Intervention de Emmanuel Macron

Réunion du 11 mai 2015 à 10h00
Croissance activité et égalité des chances économiques — Article 101

Emmanuel Macron, ministre :

Il n’y fait référence que pour des questions particulières : au titre de l’obligation de reclassement, on mentionne, par exemple, le comité de groupe.

Les diverses sociétés réunies au sein d’un groupe disposent toutes d’une personnalité morale, assortie de droits et d’obligations qui lui sont propres. A contrario, un groupe n’a pas de personnalité morale. Voilà la véritable différence !

Certes, nous sommes en train de forger de nouvelles dispositions législatives. Mais, en faisant du groupe une entité disposant d’une personnalité morale à la place de ses sociétés, l’on créerait un monstre, sauf à accepter de généraliser le coemploi.

Le groupe n’existe pas juridiquement et n’est pas considéré comme responsable de ses filiales. Voilà pourquoi, en l’absence d’une faute reconnue, la Cour de cassation estime que la responsabilité de la maison mère ne peut être recherchée en droit social.

L’équipementier électronique Molex était considéré comme n’étant pas en situation de coemploi à l’égard de son groupe. On ne lui a donc pas demandé de coopérer au PSE. En revanche, dans le cas de la société Sofarec, le groupe aurait aggravé la situation financière, déjà difficile, de sa filiale française, par des décisions qui n’étaient profitables qu’à son actionnaire unique.

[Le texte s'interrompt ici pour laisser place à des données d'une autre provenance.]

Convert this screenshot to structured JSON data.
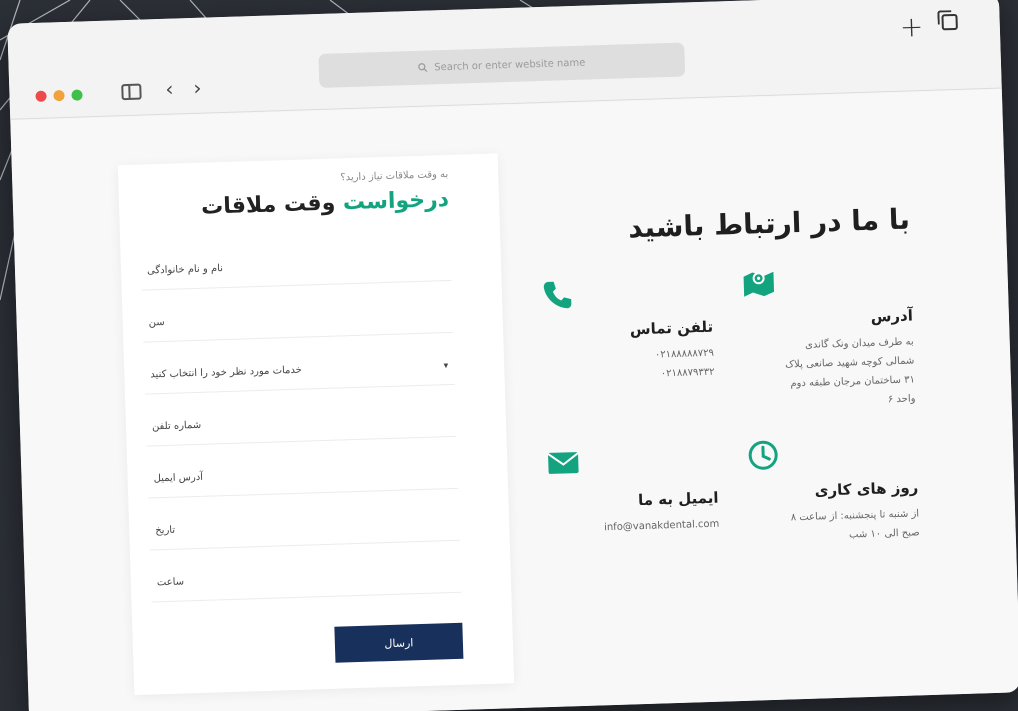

On le constate bien : il faut absolument qu’une ingérence du groupe soit prouvée pour que cette procédure juridique soit mise en œuvre. Mais on ne peut agir par la loi. Il faut passer par la notion de coemploi.

Je le rappelle, le coemploi repose sur le critère économique jurisprudentiel de la triple confusion d’intérêts, d’activités et de direction, détaché de tout lien individuel de subordination avec la société coemployeur. Ce sujet a suscité un contentieux massif.

Depuis de récents arrêts, la Cour de cassation s’attache à cerner le problème par la notion de responsabilité délictuelle. Les trois arrêts importants rendus par la chambre sociale de la Cour de cassation les 2 et 8 juillet 2014 ont précisément permis d’aller dans ce sens.

Le dernier de ces arrêts, en date du 8 juillet, précise en toute logique que les salariés ayant fait l’objet d’un licenciement pour motif économique peuvent valablement exercer une action en responsabilité extracontractuelle à l’encontre de la maison mère de la société qui les employait, et à laquelle des fautes ayant concouru à la « déconfiture » – je cite l’arrêt en question – de la société et aux licenciements économiques sont reprochées, dès lors que ces fautes supposées ne concernent pas le contenu du plan de sauvegarde de l’emploi ou de l’obligation de reclassement.

Monsieur Vincent, vous le voyez bien : à travers cette jurisprudence, c’est-à-dire par le droit positif, ce qui est recherché, c’est la responsabilité du groupe lorsqu’il a lui-même organisé la « déconfiture » d’une de ses sociétés.

La définition du coemploi a déjà été précisée, en juillet 2014, par les arrêts Molex et Sofarec. Elle me semble désormais satisfaisante. Elle permet d’imposer la mobilisation des moyens du groupe, en cas de coordination des activités économiques ou des flux financiers entre une entreprise et le groupe auquel elle appartient. À mon sens, l’on couvre réellement le risque que vous évoquez, à travers cette jurisprudence récente comme à travers cet article 101. En effet, ce dernier le précise : indépendamment de tout coemploi, c’est-à-dire de cette responsabilité qui peut être exigée du groupe, en cas de redressement ou de liquidation judiciaire, lorsqu’un PSE est déclenché, l’administrateur liquidateur va requérir les moyens du groupe pour faire face aux obligations financières.

À la lumière de ces éléments, je vous demande de bien vouloir retirer cet amendement. Le sujet qui vous préoccupe est déjà traité.